Thursday, July 10, 2008

Gabriel's Vision and the "Wicked Branch" / Anti-Messiah



All the discussion of "Gabriel's Vision" (see my preceeding post) has focussed on the lines of the text relating to resurrection after three days. Perhaps equally interesting in my view is a much clearer (less-fragmented) section of the text, line 21, which references an anti-messiah figure. Though aware of it, Ada Yardeni’s original English translation had rendered line 21 in a way that hardly caught the biblical allusion: "ask me and I will tell you what this bad plant is." The word rendered "plant," however, is the Hebrew keyword צֶמַח, which is symbolic language for the "Branch" / the Messiah. To his credit, Israel Knohl recognizes the biblical allusion and translates lines 21-22: "Ask me, and I shall tell you what is this wicked branch [tzemakh]."

Given the importance of this keyword "Branch" in Zechariah (Zech 3:8; 6:12), the appearance of the language reinforces all the ties to Zechariah in the Gabriel's Vision text. It also suggests the authors of the vision were well aware of the logic of Zechariah, who speaks not only of a Messiah but also of the figure's archetypal shadow, a coming "worthless" ruler who "devours flesh" and "tears off hoofs" (Zech 11:15-17).

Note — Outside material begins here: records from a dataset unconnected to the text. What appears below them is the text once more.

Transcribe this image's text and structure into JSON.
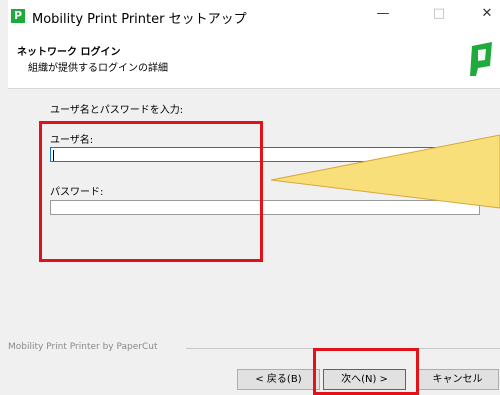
{
  "window": {
    "title": "Mobility Print Printer セットアップ",
    "icon_letter": "P",
    "minimize_label": "—",
    "maximize_label": "□",
    "close_label": "✕"
  },
  "header": {
    "title": "ネットワーク ログイン",
    "subtitle": "組織が提供するログインの詳細",
    "logo_color": "#1faa3c"
  },
  "form": {
    "instruction": "ユーザ名とパスワードを入力:",
    "username_label": "ユーザ名:",
    "username_value": "",
    "password_label": "パスワード:",
    "password_value": ""
  },
  "footer": {
    "brand_text": "Mobility Print Printer by PaperCut"
  },
  "buttons": {
    "back": "< 戻る(B)",
    "next": "次へ(N) >",
    "cancel": "キャンセル"
  },
  "annotation_color": "#e0131a",
  "callout_color": "#f8df7a"
}
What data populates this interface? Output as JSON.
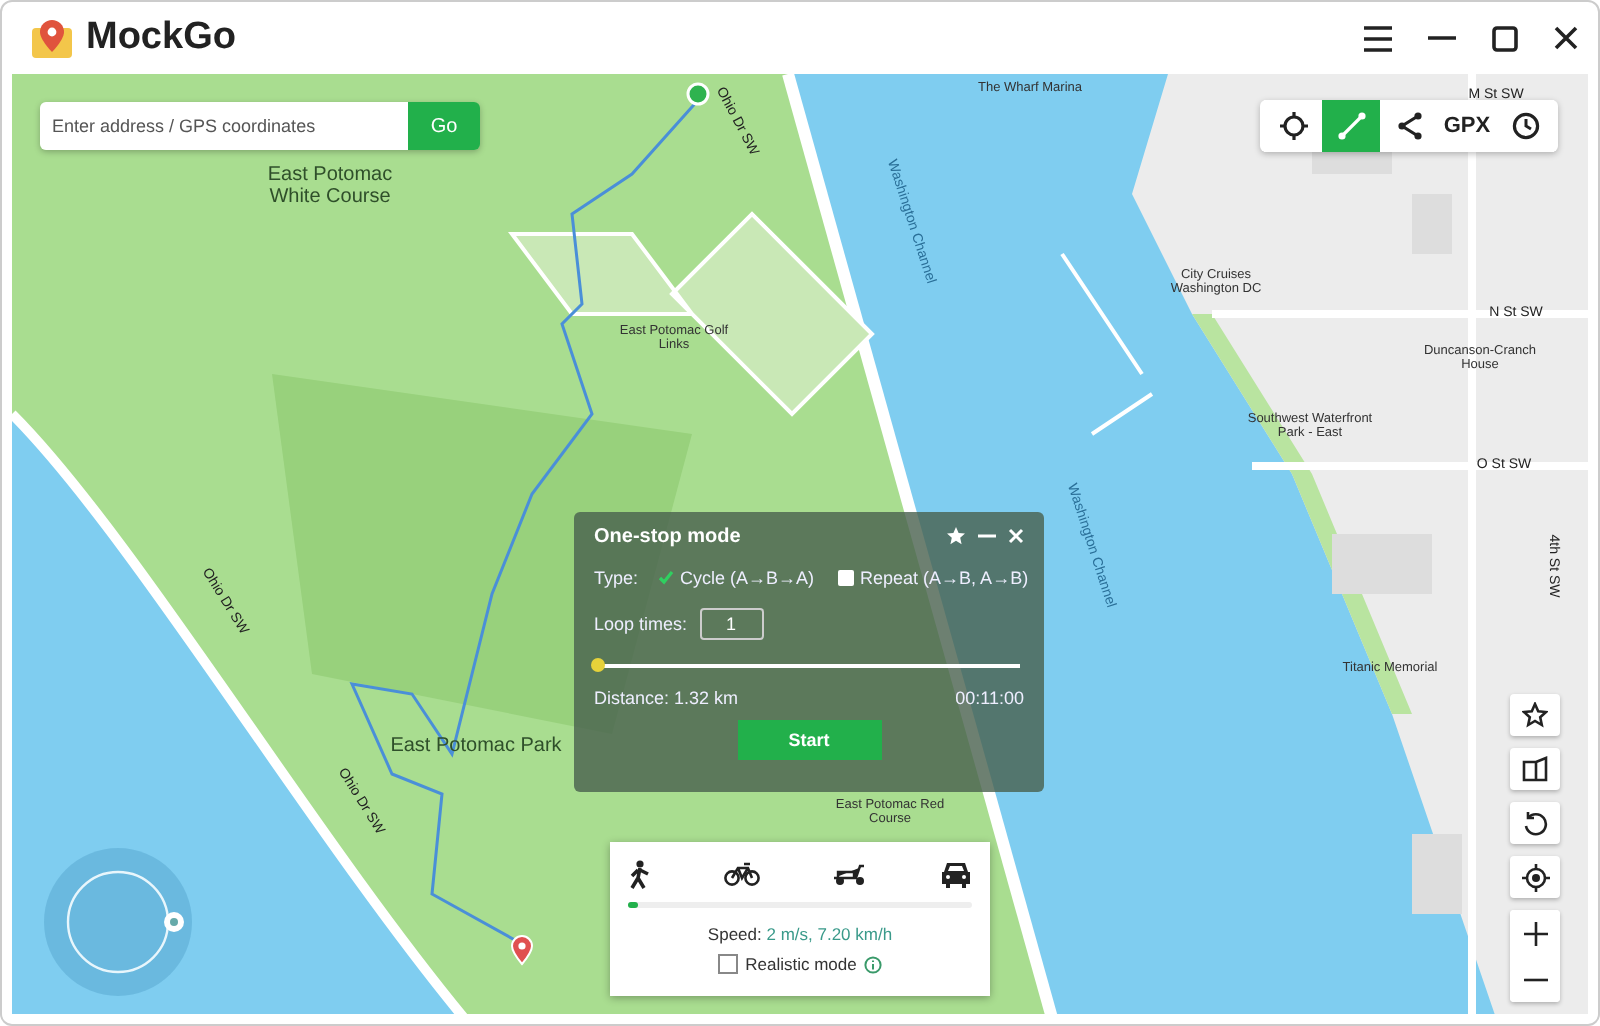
{
  "app": {
    "name": "MockGo"
  },
  "search": {
    "placeholder": "Enter address / GPS coordinates",
    "button": "Go"
  },
  "toolbar": [
    {
      "kind": "teleport",
      "selected": false
    },
    {
      "kind": "route",
      "selected": true
    },
    {
      "kind": "share",
      "selected": false
    },
    {
      "kind": "gpx",
      "label": "GPX",
      "selected": false
    },
    {
      "kind": "history",
      "selected": false
    }
  ],
  "map_labels": [
    {
      "text": "East Potomac White Course",
      "kind": "area"
    },
    {
      "text": "East Potomac Golf Links",
      "kind": "poi"
    },
    {
      "text": "East Potomac Park",
      "kind": "area"
    },
    {
      "text": "East Potomac Red Course",
      "kind": "poi"
    },
    {
      "text": "Ohio Dr SW",
      "kind": "road"
    },
    {
      "text": "Ohio Dr SW",
      "kind": "road"
    },
    {
      "text": "Ohio Dr SW",
      "kind": "road"
    },
    {
      "text": "Washington Channel",
      "kind": "water"
    },
    {
      "text": "Washington Channel",
      "kind": "water"
    },
    {
      "text": "The Wharf Marina",
      "kind": "poi"
    },
    {
      "text": "M St SW",
      "kind": "road"
    },
    {
      "text": "N St SW",
      "kind": "road"
    },
    {
      "text": "O St SW",
      "kind": "road"
    },
    {
      "text": "4th St SW",
      "kind": "road"
    },
    {
      "text": "City Cruises Washington DC",
      "kind": "poi"
    },
    {
      "text": "Duncanson-Cranch House",
      "kind": "poi"
    },
    {
      "text": "Southwest Waterfront Park - East",
      "kind": "poi"
    },
    {
      "text": "Titanic Memorial",
      "kind": "poi"
    }
  ],
  "dialog": {
    "title": "One-stop mode",
    "type_label": "Type:",
    "type_options": [
      {
        "label": "Cycle (A→B→A)",
        "selected": true
      },
      {
        "label": "Repeat (A→B, A→B)",
        "selected": false
      }
    ],
    "loop_label": "Loop times:",
    "loop_value": "1",
    "progress": {
      "level": 0
    },
    "distance": "Distance: 1.32 km",
    "time": "00:11:00",
    "start": "Start"
  },
  "transport": {
    "modes": [
      {
        "kind": "walk"
      },
      {
        "kind": "bike"
      },
      {
        "kind": "scooter"
      },
      {
        "kind": "car"
      }
    ],
    "speed": {
      "level": 0.03
    },
    "speed_label": "Speed:",
    "speed_value": "2 m/s, 7.20 km/h",
    "realistic_mode": {
      "label": "Realistic mode",
      "checked": false
    }
  }
}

The mounting messianic fervor of Zechariah brought this shadow to consciousness. It seems very likely to me that the authors of Gabriel's Vision put two and two together and designated this shadow figure of Zechariah the "evil Branch," a term not specifically used in Zechariah.

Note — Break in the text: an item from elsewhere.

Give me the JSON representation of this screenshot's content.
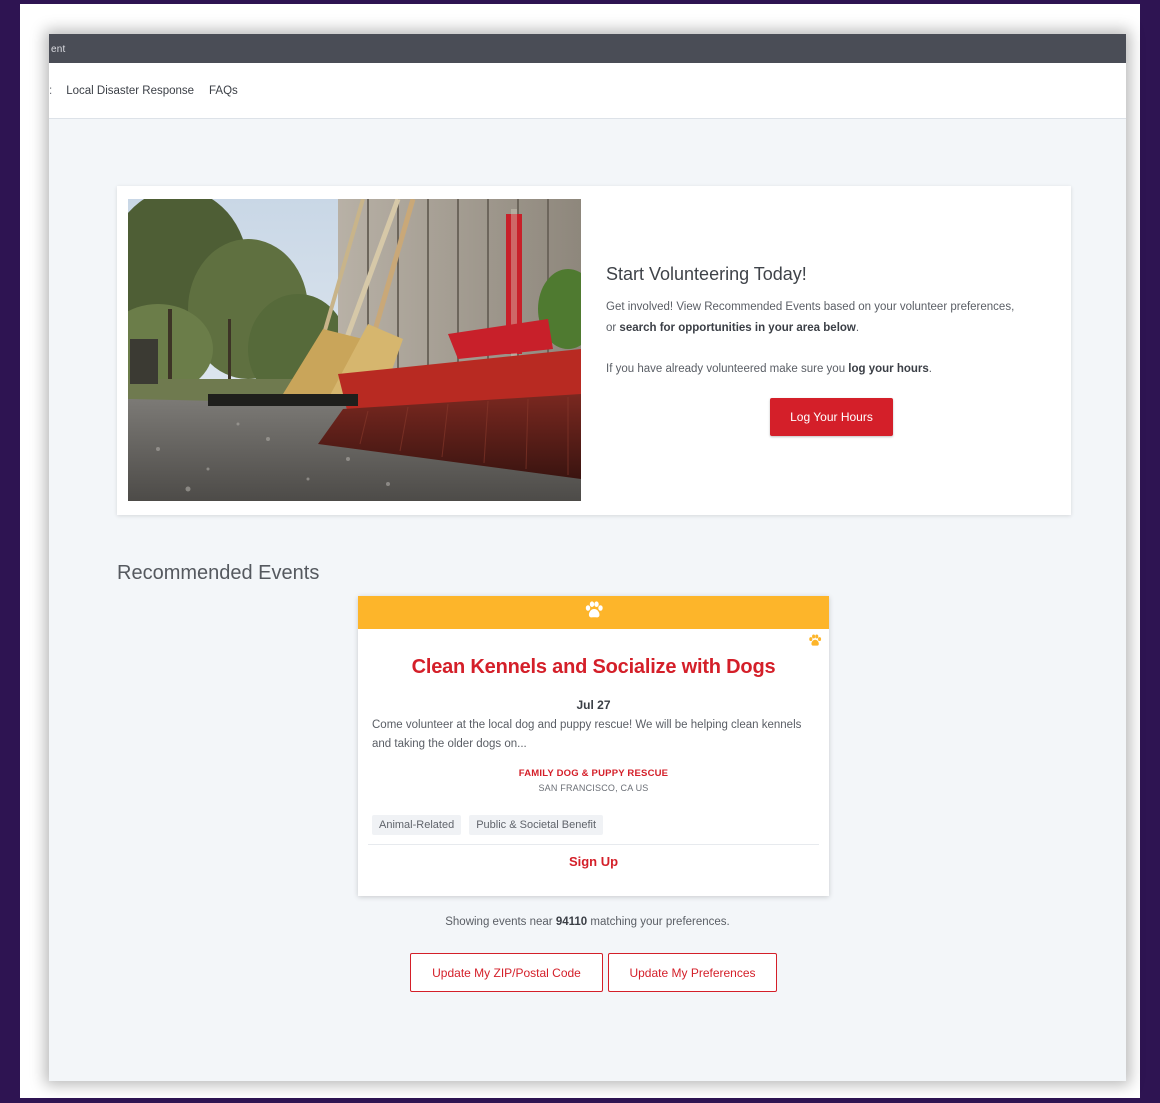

Knohl notes a somewhat related reference to a "tree of evil" in a Qumran document that also mentions a Messiah (4Q Narrative A [4Q458]). Commenting on the nature of the "Evil Branch," Knohl writes, "The Antichrist is duplicitous, presenting himself as Messiah and Redeemer while actually being the devil’s spawn who comes to corrupt and lead astray."